長 女の子に向けての曲をもっと増やしていきたいので、恋愛曲を作りたいんです。『190705』という歌で初めて恋愛曲に挑戦したのですが、恋するうれしさ、失恋の哀しさをより上手く表現できたらいいなぁって。そのために想像力を高めなくちゃいけないので……キライな読書も、これから頑張らないと(笑)。

──12月には原田珠々華さんや武田舞彩さんといった同年代の女性シンガーとのライブイベントに出演されますね。

長 今回ご一緒するみなさんは、元アイドルの方や現役のアイドルさんと、私と歩み方が近い方ばかり。どんな曲や詞を書いてどんな演奏を作されるのか、すごく気になります。中でも同郷の武田舞彩さんのことは昔から知っていたのですが、舞彩さんの曲、英詞の使い方がメチャ上手で! もう……スゴイ!! と衝撃を受けました。私も最近リズム強化のために洋楽を聞き始めたり、『my own way』という曲でちょっとだけ英語を使ってドヤッ! って思っていたんですよ(笑)。けどまだまだですね。
いろんな方から刺激をたくさんいただき、もっと成長したいですね。

──これからどんな風に成長していきたい?

長 とにかくやりたいことはたくさん。CDも出したいし、ライブもたくさんやりたいし、いつか憧れの武道館にも立ちたい。

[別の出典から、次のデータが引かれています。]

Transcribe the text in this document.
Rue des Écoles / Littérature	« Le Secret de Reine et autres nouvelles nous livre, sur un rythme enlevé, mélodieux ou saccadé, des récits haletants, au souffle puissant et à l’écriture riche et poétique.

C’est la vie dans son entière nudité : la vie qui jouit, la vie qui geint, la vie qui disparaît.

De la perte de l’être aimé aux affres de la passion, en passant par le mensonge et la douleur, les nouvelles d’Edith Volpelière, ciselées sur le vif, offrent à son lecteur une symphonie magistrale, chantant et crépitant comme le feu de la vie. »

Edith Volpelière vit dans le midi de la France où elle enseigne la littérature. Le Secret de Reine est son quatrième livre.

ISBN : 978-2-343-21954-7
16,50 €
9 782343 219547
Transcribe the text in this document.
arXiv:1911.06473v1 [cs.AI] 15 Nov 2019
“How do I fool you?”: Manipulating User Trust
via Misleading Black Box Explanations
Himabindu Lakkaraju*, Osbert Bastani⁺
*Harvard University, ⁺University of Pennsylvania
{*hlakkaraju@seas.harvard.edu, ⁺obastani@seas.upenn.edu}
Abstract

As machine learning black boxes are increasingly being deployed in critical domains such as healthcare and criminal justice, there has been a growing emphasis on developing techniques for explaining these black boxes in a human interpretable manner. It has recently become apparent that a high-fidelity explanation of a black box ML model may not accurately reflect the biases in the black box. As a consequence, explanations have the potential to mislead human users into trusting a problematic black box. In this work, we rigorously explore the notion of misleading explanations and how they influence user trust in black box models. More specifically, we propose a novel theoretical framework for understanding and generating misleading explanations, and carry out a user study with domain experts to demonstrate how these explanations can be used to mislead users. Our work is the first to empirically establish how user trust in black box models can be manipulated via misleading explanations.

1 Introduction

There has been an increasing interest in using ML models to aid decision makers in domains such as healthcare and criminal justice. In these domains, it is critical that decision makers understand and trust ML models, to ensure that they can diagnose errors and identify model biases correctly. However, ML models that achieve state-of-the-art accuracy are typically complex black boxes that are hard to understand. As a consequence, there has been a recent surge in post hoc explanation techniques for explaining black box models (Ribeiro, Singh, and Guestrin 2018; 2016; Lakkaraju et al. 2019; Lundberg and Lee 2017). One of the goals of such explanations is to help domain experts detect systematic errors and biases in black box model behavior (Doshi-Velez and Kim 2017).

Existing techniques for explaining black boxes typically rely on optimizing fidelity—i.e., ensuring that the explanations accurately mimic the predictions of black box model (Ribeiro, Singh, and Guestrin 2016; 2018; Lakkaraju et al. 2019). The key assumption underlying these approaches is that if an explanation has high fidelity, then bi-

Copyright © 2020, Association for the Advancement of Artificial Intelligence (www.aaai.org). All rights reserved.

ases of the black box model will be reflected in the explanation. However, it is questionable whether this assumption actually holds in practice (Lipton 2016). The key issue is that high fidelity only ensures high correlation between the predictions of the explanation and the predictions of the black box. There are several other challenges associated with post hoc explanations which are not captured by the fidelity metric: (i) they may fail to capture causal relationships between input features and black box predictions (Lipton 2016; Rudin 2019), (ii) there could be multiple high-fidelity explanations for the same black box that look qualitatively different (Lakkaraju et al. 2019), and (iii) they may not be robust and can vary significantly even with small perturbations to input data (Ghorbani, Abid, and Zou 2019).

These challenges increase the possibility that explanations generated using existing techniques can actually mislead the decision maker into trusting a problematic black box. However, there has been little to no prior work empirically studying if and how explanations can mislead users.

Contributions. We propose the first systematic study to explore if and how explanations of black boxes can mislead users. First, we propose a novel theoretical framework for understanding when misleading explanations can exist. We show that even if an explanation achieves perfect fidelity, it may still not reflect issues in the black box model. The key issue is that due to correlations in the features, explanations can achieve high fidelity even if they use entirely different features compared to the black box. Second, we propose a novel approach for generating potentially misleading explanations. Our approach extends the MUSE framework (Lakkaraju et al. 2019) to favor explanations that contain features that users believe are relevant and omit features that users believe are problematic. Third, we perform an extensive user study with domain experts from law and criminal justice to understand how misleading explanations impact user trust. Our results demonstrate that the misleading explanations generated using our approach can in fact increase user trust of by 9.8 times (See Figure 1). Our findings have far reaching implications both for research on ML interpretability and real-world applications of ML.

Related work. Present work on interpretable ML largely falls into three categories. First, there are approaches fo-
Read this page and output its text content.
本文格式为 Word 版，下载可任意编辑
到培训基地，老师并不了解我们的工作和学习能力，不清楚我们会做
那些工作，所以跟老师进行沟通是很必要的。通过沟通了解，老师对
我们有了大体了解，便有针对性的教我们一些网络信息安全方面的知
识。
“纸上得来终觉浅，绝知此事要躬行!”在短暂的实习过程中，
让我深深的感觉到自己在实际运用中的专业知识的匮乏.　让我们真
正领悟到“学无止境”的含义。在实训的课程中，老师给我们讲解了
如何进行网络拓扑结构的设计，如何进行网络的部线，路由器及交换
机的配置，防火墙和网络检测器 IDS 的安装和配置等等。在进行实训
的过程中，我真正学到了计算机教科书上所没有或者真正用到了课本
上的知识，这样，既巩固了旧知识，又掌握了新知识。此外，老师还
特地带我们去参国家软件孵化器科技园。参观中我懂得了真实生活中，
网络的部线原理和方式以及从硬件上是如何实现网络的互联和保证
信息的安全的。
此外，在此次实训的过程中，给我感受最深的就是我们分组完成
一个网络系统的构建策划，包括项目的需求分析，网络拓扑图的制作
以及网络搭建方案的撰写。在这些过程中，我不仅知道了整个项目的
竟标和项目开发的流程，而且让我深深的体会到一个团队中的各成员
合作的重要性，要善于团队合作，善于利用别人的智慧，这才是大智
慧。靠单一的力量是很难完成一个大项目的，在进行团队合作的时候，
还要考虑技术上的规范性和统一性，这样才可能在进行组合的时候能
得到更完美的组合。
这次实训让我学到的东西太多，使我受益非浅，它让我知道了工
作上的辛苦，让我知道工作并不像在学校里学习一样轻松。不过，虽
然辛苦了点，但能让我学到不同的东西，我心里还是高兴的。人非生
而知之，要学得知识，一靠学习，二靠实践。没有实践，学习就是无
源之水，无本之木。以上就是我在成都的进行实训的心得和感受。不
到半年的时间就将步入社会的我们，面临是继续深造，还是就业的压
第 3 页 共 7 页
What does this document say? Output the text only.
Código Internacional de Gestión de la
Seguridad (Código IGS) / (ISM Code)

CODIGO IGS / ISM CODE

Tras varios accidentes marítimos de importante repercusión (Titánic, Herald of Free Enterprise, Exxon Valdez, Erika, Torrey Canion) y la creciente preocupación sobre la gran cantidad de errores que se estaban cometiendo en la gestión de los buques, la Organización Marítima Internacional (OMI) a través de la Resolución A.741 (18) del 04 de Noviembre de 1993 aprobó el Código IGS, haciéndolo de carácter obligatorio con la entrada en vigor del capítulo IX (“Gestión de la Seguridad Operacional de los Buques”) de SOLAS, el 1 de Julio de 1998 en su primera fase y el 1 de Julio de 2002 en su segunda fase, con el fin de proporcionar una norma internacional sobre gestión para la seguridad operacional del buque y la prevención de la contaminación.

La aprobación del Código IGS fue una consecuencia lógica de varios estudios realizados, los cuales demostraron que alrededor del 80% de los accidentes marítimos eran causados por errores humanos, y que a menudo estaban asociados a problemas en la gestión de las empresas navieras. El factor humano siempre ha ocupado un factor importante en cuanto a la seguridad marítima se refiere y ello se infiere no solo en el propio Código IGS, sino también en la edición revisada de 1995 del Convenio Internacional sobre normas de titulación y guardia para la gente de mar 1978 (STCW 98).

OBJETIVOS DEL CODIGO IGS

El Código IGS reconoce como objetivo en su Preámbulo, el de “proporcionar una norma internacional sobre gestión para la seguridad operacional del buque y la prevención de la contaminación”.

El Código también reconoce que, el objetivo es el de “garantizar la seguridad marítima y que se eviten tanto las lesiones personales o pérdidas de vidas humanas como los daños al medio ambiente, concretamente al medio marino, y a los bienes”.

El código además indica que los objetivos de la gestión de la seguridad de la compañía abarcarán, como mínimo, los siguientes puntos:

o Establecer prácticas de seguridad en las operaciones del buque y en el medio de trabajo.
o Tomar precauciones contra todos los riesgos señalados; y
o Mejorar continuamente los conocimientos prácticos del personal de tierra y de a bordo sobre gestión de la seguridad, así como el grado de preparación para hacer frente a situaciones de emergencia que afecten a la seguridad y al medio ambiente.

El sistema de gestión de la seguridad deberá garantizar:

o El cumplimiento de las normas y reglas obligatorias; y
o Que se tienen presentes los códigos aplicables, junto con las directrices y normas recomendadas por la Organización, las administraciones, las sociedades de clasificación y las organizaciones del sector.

けど、今は誰もが聞いて「良い曲だ!!」と思ってもらえるような曲を書くのが1番の夢です。どれだけ時間がかかるのか分かりませんが、私の歌を通してたくさんの人が感動してくれたらいいなぁ。そのためにはもっと曲を作らないと。最低でも20曲は用意しなくちゃ。

──最後にですが、最近チーム8メンバーの方と連絡を取られたりしています?

長 最近中々会えてなくて寂しいんですけど、ゆーな(服部有菜)とは何かと会っています。仲のいい横山結衣ちゃん、佐藤七海ちゃん、佐藤栞ちゃん、中野郁海ちゃん、人見古都音ちゃんとはよく「遊びたいねぇ~! 空いてる日、教えて!」と、連絡し合っては実現しないを繰り返しています。みんな、忙しいみたい(笑)。

▽長久玲奈(ちょう・くれな)
2000年5月11日生まれ。福井県出身。
2014年4月にチーム8のメンバーとしてお披露目、8月に劇場公演デビュー。2019年2月にAKB48としての活動を終了。卒業後はシンガーソングライターやモデルを目指して活動の幅を広げている。